I cleared some room on my desk and set to work, documenting the removal of hardware. There were four drives in the server. Based on the smell alone, I believed that all four drives were irrecoverable, but I had to prove it. Insurance would cover hardware replacement for the client, but we don’t make assumptions about the lifeblood, which is their data.
I want to stop here and talk about dust. Saskatchewan is dusty because it’s flat and there’s a lot of wind and open space. How windy? I have had metal garden furniture flying off my deck.
The server interior was so dusty that the canned air I used on it wasn’t enough. I had to use a static-free cloth to wipe down the components I removed.
The first order of business was to clone the hard drives so that I could work off the clones to attempt data recovery. There was no way of knowing if they’d spin up, and I had no idea of knowing how they’d been configured. The server was not even starting up.
Once the drives were cloned, I replaced the power supply unit and plugged in the cloned drives to the motherboard, to see if I could at least establish the RAID configuration.
There was a warning that the RAID mirror was broken, which initially I thought was because I’d pulled the original drives, but the date didn’t match. The error was showing two months prior, long before we had been asked to look after this new client.
After acknowledging the error, I looked at the RAID configuration. Two separate RAID 1 mirrors, for a C: and D: drive.
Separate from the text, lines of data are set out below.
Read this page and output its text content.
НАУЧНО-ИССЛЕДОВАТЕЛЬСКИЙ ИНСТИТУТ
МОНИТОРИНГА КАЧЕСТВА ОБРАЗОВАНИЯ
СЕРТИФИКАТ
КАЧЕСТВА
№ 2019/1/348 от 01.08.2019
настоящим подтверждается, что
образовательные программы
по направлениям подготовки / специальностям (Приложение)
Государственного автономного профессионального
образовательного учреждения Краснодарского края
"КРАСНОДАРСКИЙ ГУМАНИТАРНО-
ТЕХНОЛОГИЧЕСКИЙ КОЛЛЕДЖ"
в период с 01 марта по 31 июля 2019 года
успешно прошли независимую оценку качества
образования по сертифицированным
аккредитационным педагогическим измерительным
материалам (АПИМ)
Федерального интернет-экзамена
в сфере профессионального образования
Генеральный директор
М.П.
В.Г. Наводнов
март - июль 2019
Well, that was some good news at least. If the drives were striped, my recovery options were close to zero. At least mirrored drives might have some opportunity to recover.
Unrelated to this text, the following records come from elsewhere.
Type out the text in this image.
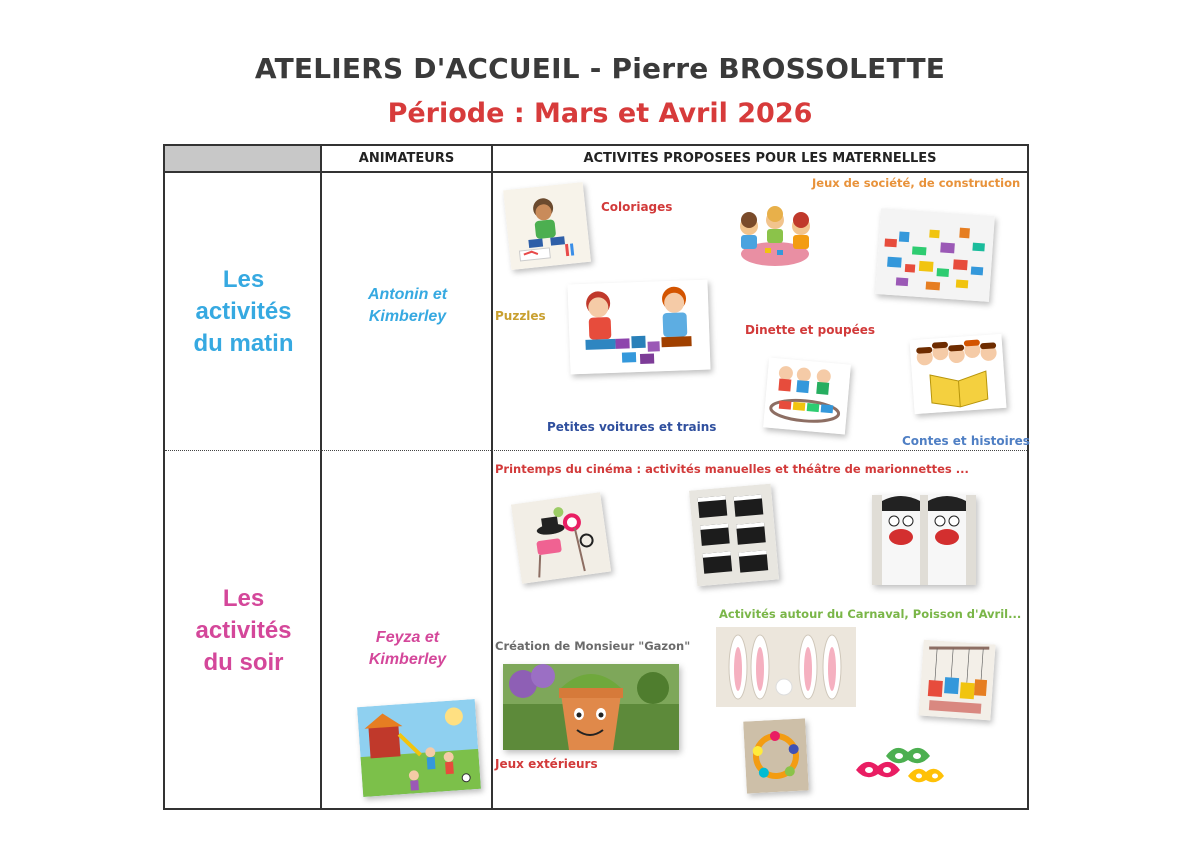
ATELIERS D'ACCUEIL - Pierre BROSSOLETTE
Période : Mars et Avril 2026
ANIMATEURS	ACTIVITES PROPOSEES POUR LES MATERNELLES
Les
activités
du matin
Antonin et
Kimberley
Les
activités
du soir
Feyza et
Kimberley
Coloriages
Jeux de société, de construction
Puzzles
Dinette et poupées
Petites voitures et trains
Contes et histoires
Printemps du cinéma : activités manuelles et théâtre de marionnettes ...
Activités autour du Carnaval, Poisson d'Avril...
Création de Monsieur "Gazon"
Jeux extérieurs
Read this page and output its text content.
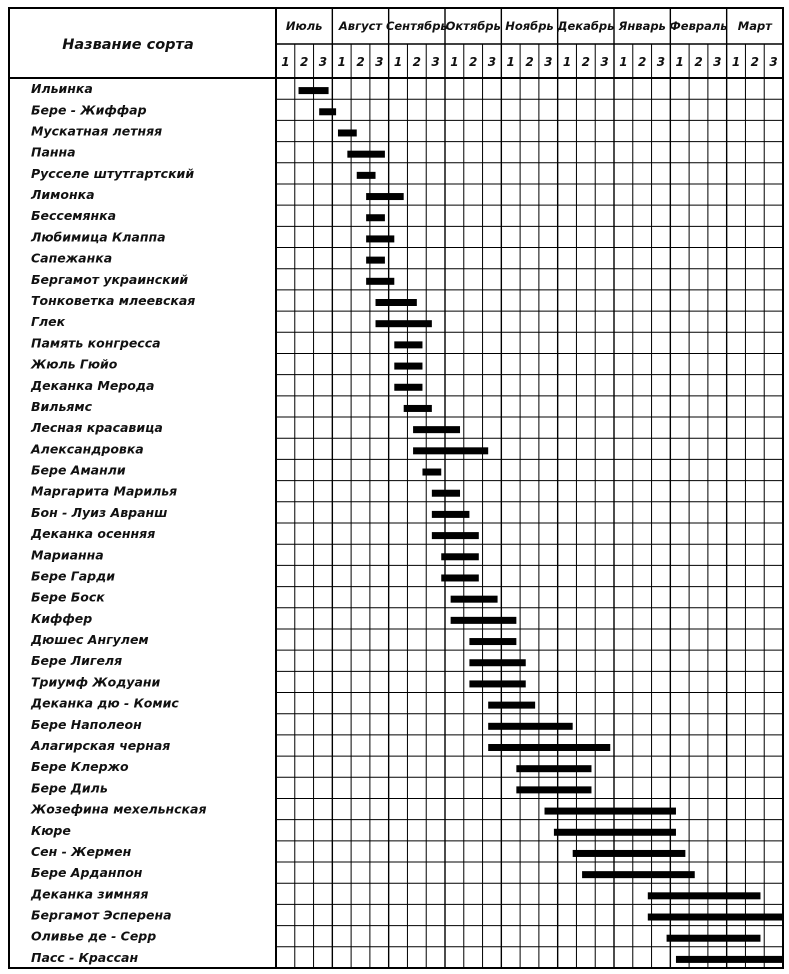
Июль Август Сентябрь
Октябрь Ноябрь Декабрь Январь Февраль Март
1 2 3 1 2 3 1 2 3 1 2 3 1 2 3 1 2 3 1 2 3 1 2 3 1 2 3
Ильинка
Бере - Жиффар
Мускатная летняя
Панна
Русселе штутгартский
Лимонка
Бессемянка
Любимица Клаппа
Сапежанка
Бергамот украинский
Тонковетка млеевская
Глек
Память конгресса
Жюль Гюйо
Деканка Мерода
Вильямс
Лесная красавица
Александровка
Бере Аманли
Маргарита Марилья
Бон - Луиз Авранш
Деканка осенняя
Марианна
Бере Гарди
Бере Боск
Киффер
Дюшес Ангулем
Бере Лигеля
Триумф Жодуани
Деканка дю - Комис
Бере Наполеон
Алагирская черная
Бере Клержо
Бере Диль
Жозефина мехельнская
Кюре
Сен - Жермен
Бере Арданпон
Деканка зимняя
Бергамот Эсперена
Оливье де - Серр
Пасс - Крассан
Название сорта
By now I had the cloned drives plugged in and configured in the same way as the originals, just updating the devices in the BIOS.
The server didn’t boot. No surprise there. I tried a few more combinations and nothing worked.
Then, I decided to try one of each drive, with no mirrors in place, and see what that did. After the third combination, the server started up.
Windows Small Business Server 2007. It said Safe Mode on it, but it was a running operating system.
And a login screen.
I logged in, expecting the worst. That’s exactly what I got. Files were missing or corrupt. SharePoint wasn’t working. Exchange Server wasn’t working. (Safe Mode, remember?) It was a mess.
Then I did what anyone would do in this situation (well, I’d do it again if I was in this situation). I turned it off, removed the cloned drives, and stuck the original drives back in, just with the new combination I’d discovered with the cloned drives.
It booted again. The drives spun. The Windows Safe Mode screen was still there, but it booted. I logged in, and stuff was there. It was there, but it was two months old.
Yup, I had managed to somehow get the degraded side of the RAID mirror working. Given the risks, I began a disk2vhd across the network, cloning the drive that way.
Once I had the data in a VHD, I did a full hardware and software check of the drives. The degraded mirror drives, the ones that failed two months prior, were fine. We had, effectively, a backup from two months prior.
There is a lot more to say about rebuilding an entire network because the Active Directory portion of the data was irrecoverable. And about how I extracted PSTs from the corrupt Exchange Server database. But that’s for a much later post. I still have flashbacks.
For the record, the new server and two weeks of my time to rebuild everything for the new client was not cheap. Amusingly, the backup hardware we had on backorder arrived during that first week.
I’m not a hero. I was lucky. The client treated me like a hero, but I was lucky. There was no good reason for this to have worked.
In my postmortem, I figured that the power supply unit had blown up, and taken the “good” side of each RAID mirror with it. I believe that the degraded drives were just lucky to not get nuked by the power spike (maybe the other drives took the brunt of it). There was still some obvious corruption though, which is probably what caused the mirror to degrade in the first place. Active Directory was gone, some email was gone (not to mention two months’ worth of new data).
Test your backups. Please.
- It was a plane, and I was about three months in town already.